Printausgabe der Tiroler Tageszeitung vom Do, 21.06.2018


Film und TV

„Die kanadische Reise“: Kleine Lügen, große Geheimnisse

Philippe Lioret versucht sich mit seinem Film „Die kanadische Reise“ erstmals in der Tragikomödie.

© Auf der Suche nach einer Vaterfigur: Pierre Deladonchamps als Mathieu, Gabriel Arcand als Pierre.Foto: Polyfilm



Von Peter Angerer

Innsbruck – Nach der Serie oft unsäglicher Komödien, die als Exportschlager seit einigen Jahren das französische Kino repräsentieren, lässt Philippe Lioret in seiner Romanadaption „Die kanadische Reise“ lange offen, in welche Richtung er sich mit seinem Film bewegen möchte. Zwischen Thriller und leiser Tragikomödie ist alles möglich.

Philippe Lioret ist einer der wenigen Regisseure, denen der Wechsel vom Tonmeister auf den Chefsessel hinter der Kamera gelungen ist. Nach einigen Arbeiten mit Robert Altman, dessen Umgang mit dem Ton auch eine Leichtigkeit beim episodischen Erzählen ermöglicht hat, lassen auch Liorets Filme („Die Frau des Leuchtturmwärters“, „Welcome“) beim Schauen ein Umherschweifen der Gedanken zu, ohne den roten Faden zu verlieren.

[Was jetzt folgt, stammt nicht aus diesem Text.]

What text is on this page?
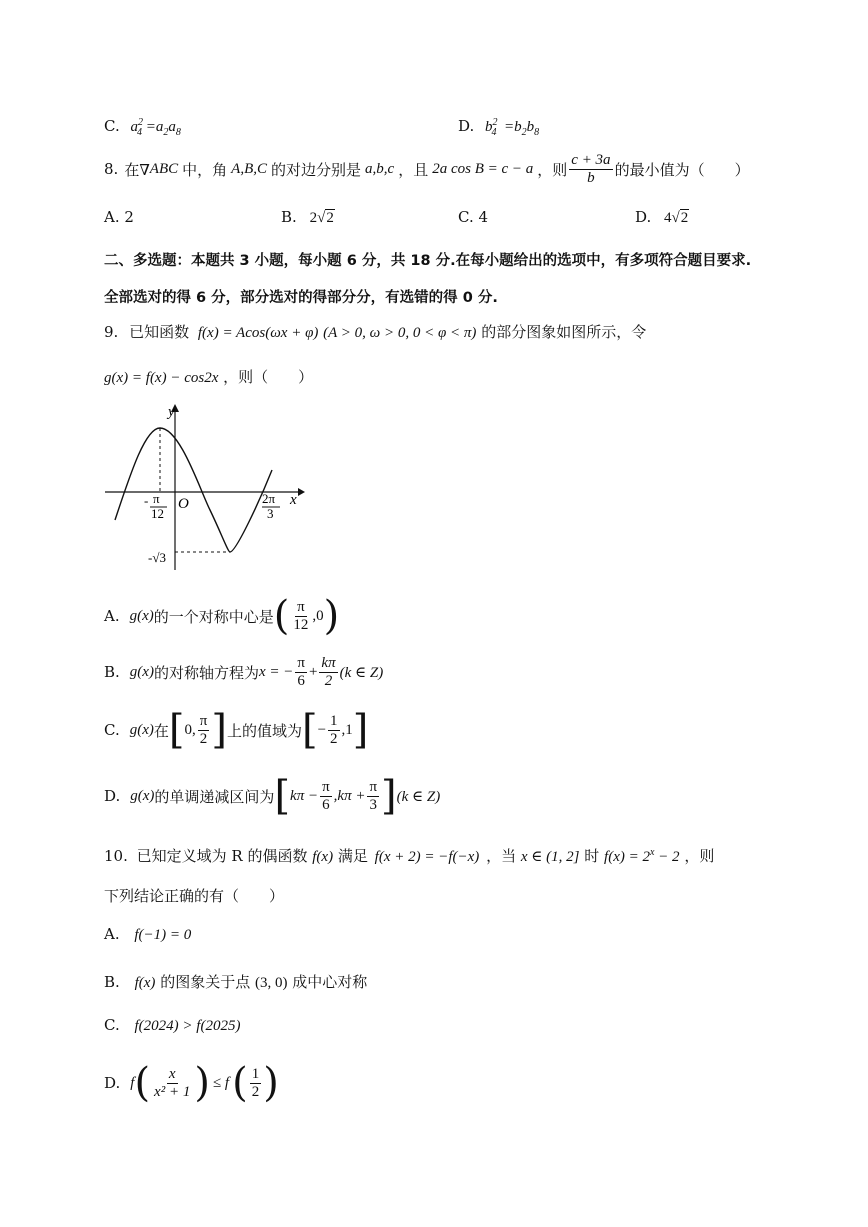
C. $a^2_4 =a_2a_8$	D. $b^2_4 =b_2b_8$
8. 在∇ ABC 中，角 A,B,C 的对边分别是 a,b,c ，且 2a cos B = c − a ，则 $\frac{c + 3a}{b}$ 的最小值为（　　）
A. 2	B. 2√2	C. 4	D. 4√2
二、多选题：本题共 3 小题，每小题 6 分，共 18 分.在每小题给出的选项中，有多项符合题目要求.
全部选对的得 6 分，部分选对的得部分分，有选错的得 0 分.
9. 已知函数 f(x) = Acos(ωx + φ) (A > 0, ω > 0, 0 < φ < π) 的部分图象如图所示，令
g(x) = f(x) − cos2x ，则（　　）
y
x
O
- π
12
2π
3
-√3
A. g(x) 的一个对称中心是 ( $\frac{\pi}{12} ,0$ )
B. g(x) 的对称轴方程为 x = − $\frac{\pi}{6} + \frac{k\pi}{2} (k$ ∈ Z)
C. g(x) 在 [ 0, $\frac{\pi}{2}$ ] 上的值域为 [ − $\frac{1}{2} ,1$ ]
D. g(x) 的单调递减区间为 [ $k\pi - \frac{\pi}{6} ,k\pi + \frac{\pi}{3}$ ] (k ∈ Z)
10. 已知定义域为 R 的偶函数 f(x) 满足 f(x + 2) = −f(−x) ，当 x ∈ (1, 2] 时 $f(x) = 2^x - 2$ ，则
下列结论正确的有（　　）
A. f(−1) = 0
B. f(x) 的图象关于点 (3, 0) 成中心对称
C. f(2024) > f(2025)
D. f ( $\frac{x}{\text{x² + 1}}$ ) ≤ f ( $\frac{1}{2}$ )
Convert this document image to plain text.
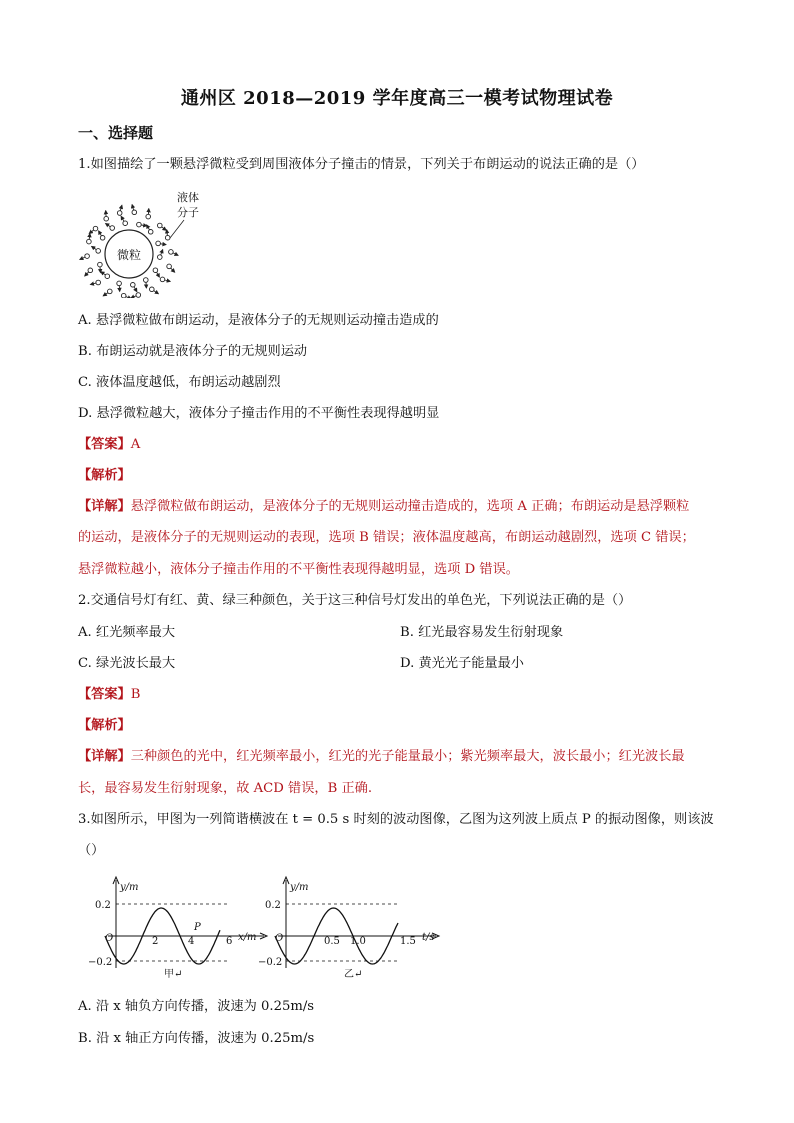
通州区 2018—2019 学年度高三一模考试物理试卷
一、选择题
1.如图描绘了一颗悬浮微粒受到周围液体分子撞击的情景，下列关于布朗运动的说法正确的是（）
微粒
液体
分子
A. 悬浮微粒做布朗运动，是液体分子的无规则运动撞击造成的
B. 布朗运动就是液体分子的无规则运动
C. 液体温度越低，布朗运动越剧烈
D. 悬浮微粒越大，液体分子撞击作用的不平衡性表现得越明显
【答案】A
【解析】
【详解】悬浮微粒做布朗运动，是液体分子的无规则运动撞击造成的，选项 A 正确；布朗运动是悬浮颗粒
的运动，是液体分子的无规则运动的表现，选项 B 错误；液体温度越高，布朗运动越剧烈，选项 C 错误；
悬浮微粒越小，液体分子撞击作用的不平衡性表现得越明显，选项 D 错误。
2.交通信号灯有红、黄、绿三种颜色，关于这三种信号灯发出的单色光，下列说法正确的是（）
A. 红光频率最大	B. 红光最容易发生衍射现象
C. 绿光波长最大	D. 黄光光子能量最小
【答案】B
【解析】
【详解】三种颜色的光中，红光频率最小，红光的光子能量最小；紫光频率最大，波长最小；红光波长最
长，最容易发生衍射现象，故 ACD 错误，B 正确.
3.如图所示，甲图为一列简谐横波在 t = 0.5 s 时刻的波动图像，乙图为这列波上质点 P 的振动图像，则该波
（）
y/m
x/m
O
0.2
−0.2
2	4	6
P
甲↵
y/m
t/s
O
0.2
−0.2
0.5 1.0	1.5
乙↵
A. 沿 x 轴负方向传播，波速为 0.25m/s
B. 沿 x 轴正方向传播，波速为 0.25m/s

Mathieu (Pierre Deladonchamps) arbeitet in der Marketingabteilung eines Tierfutterkonzerns. Bei den Sitzungen wegen sinkender Absatzzahlen ist ihm der Mangel an Motivation anzusehen. Andererseits genügt ein Blick in den Konferenzraum, in dem niemand für Tierfutter brennt. Einen Rest emotionalen Engagements hat Mathieu für seinen kleinen Sohn reserviert, den er an den Wochenenden sehen darf. Aus diesem Alltagstrott reißt ihn der Anruf eines Fremden, der ihn über den plötzlichen Tod seines Vaters informiert, von dessen Existenz Mathieu keine Ahnung hatte. Bisher musste er sich, von der vor zehn Jahren verstorbenen Mutter mit der kargen Information versorgt, das Ergebnis eines anonymen One-Night-Stands zu sein, eine eigene Geschichte über Herkunft und Identität ausdenken. Und plötzlich gibt es in Kanada einen biologischen, wenn auch toten, Vater und zwei Brüder.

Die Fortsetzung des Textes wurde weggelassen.